Outre les attaques physiques, Israël a empêché des universitaires de se rendre à des conférences académiques, a empêché des étudiants de se rendre dans leurs universités par des fermetures de routes et des couvre-feux, et a expulsé des étudiants en dernière année d’études en raison de restrictions de mouvements.

Dans ces conditions structurelles, la liberté académique est impossible. Insister autrement expose une hypocrisie troublante à laquelle les Palestiniens sont soumis depuis longtemps.

Insister sur le droit à la liberté académique pour les Palestiniens ne devrait pas et, en fin de compte, ne constitue pas un risque pour la liberté académique israélienne - et la résolution de MESA, qui a été adoptée, ne l’est pas non plus. Car cette résolution n’appelle pas au boycott d’universitaires israéliens individuels, mais plutôt d’institutions universitaires israéliennes.

Les institutions académiques israéliennes sont au cœur de la violence militaire et raciste contre les Palestiniens. L’Institut national de médecine légale L Greenberg de l’Université de Tel Aviv détient toujours les cadavres de plusieurs otages palestiniens. Le programme d’études de sécurité nationale de l’université de Haïfa a conçu le concept raciste de "menace démographique arabe" et a contribué à définir le tracé du mur d’annexion, jugé illégal par la Cour internationale de justice en 2004.

Et toutes les universités israéliennes situées au-delà des lignes vertes ténues sont inaccessibles aux étudiants palestiniens des territoires occupés en raison des restrictions de mouvements.

Liberté académique pour tous

La résolution BDS de MESA n’oblige pas ses membres à prendre des mesures spécifiques qui ne correspondent pas à leurs convictions politiques. Les membres de cette association sont libres de participer ou non, en fonction de leurs préférences personnelles.

Pour les membres de MESA qui choisissent d’adhérer à la résolution, il s’agirait, par exemple, de ne pas accepter de financement, de promotion ou de coopération avec une institution académique israélienne ; de ne pas assister à des conférences dans des institutions académiques israéliennes ou celles parrainées par elles ; et de ne pas publier dans des presses académiques israéliennes.

Le fait que la résolution BDS de MESA n’oblige pas les membres à adopter de telles pratiques montre l’étendue de son engagement en faveur de la liberté académique pour tous.
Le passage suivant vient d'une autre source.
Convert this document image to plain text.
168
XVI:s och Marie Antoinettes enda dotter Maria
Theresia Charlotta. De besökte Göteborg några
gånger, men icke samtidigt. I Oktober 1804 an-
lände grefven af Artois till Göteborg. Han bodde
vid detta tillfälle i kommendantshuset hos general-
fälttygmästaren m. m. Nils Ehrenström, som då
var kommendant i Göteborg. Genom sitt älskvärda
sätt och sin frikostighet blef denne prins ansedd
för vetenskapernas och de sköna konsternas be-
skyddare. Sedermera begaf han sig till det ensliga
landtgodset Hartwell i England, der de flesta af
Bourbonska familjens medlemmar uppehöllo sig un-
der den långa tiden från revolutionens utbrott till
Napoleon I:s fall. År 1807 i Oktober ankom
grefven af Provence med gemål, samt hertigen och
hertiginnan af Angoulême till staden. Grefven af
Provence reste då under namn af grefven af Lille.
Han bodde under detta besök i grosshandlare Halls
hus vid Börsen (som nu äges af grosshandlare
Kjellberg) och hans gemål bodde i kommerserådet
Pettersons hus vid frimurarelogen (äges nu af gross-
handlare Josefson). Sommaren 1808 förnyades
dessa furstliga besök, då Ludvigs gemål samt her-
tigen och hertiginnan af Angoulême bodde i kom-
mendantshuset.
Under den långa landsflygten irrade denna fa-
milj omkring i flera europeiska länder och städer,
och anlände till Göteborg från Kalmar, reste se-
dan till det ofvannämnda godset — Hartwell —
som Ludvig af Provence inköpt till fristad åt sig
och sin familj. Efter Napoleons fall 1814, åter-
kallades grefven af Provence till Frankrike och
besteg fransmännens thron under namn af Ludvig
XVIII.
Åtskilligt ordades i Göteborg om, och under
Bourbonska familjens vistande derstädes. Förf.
Les membres, par le biais de cette résolution, ont demandé au conseil d’administration de l’association de proposer des conseils supplémentaires sur la manière de concrétiser les objectifs de la résolution. Ces conseils seront essentiels pour s’assurer que tous les membres continuent à se sentir les bienvenus au sein de l’association à mesure qu’elle étend sa solidarité avec les étudiants et les enseignants palestiniens par le biais du BDS.

Une victoire importante

Après l’annonce de l’adoption de la résolution BDS de MESA, ses opposants ont commencé à envoyer un déluge de courriels aux directeurs de programmes et de centres d’études sur le Moyen-Orient à travers les États-Unis. Les courriels demandaient à ces directeurs de protester contre la résolution en annulant leur adhésion institutionnelle à MESA.

Ces opposants au BDS, qui refusent ironiquement de respecter la volonté démocratique des membres de Mesa, ont ensuite affirmé que leur campagne incessante de courriels avait permis à six centres de retirer leur adhésion à MESA.

Mais l’affirmation était erronée. Il a été confirmé qu’un seul centre s’était effectivement retiré, et plusieurs des centres répertoriés ont expliqué que l’information était fausse ou que leur adhésion avait simplement expiré par inadvertance.

La campagne "top-down" visant à harceler et à punir est typique des schémas passés. La non-réponse réfléchie et ferme à ces efforts, ainsi que la réaffirmation et l’engagement envers MESA et ses membres, signalent un changement significatif au sein des études sur le Moyen-Orient.

BDS est un mouvement de solidarité qui encourage les alliés à, au minimum, ne pas causer de tort. C’est une campagne que la principale association pour l’étude de la région MENA soutient désormais fermement.

Cette victoire est importante, voire historique. Puisse-t-elle contribuer à la libération des Palestiniens partout dans le monde.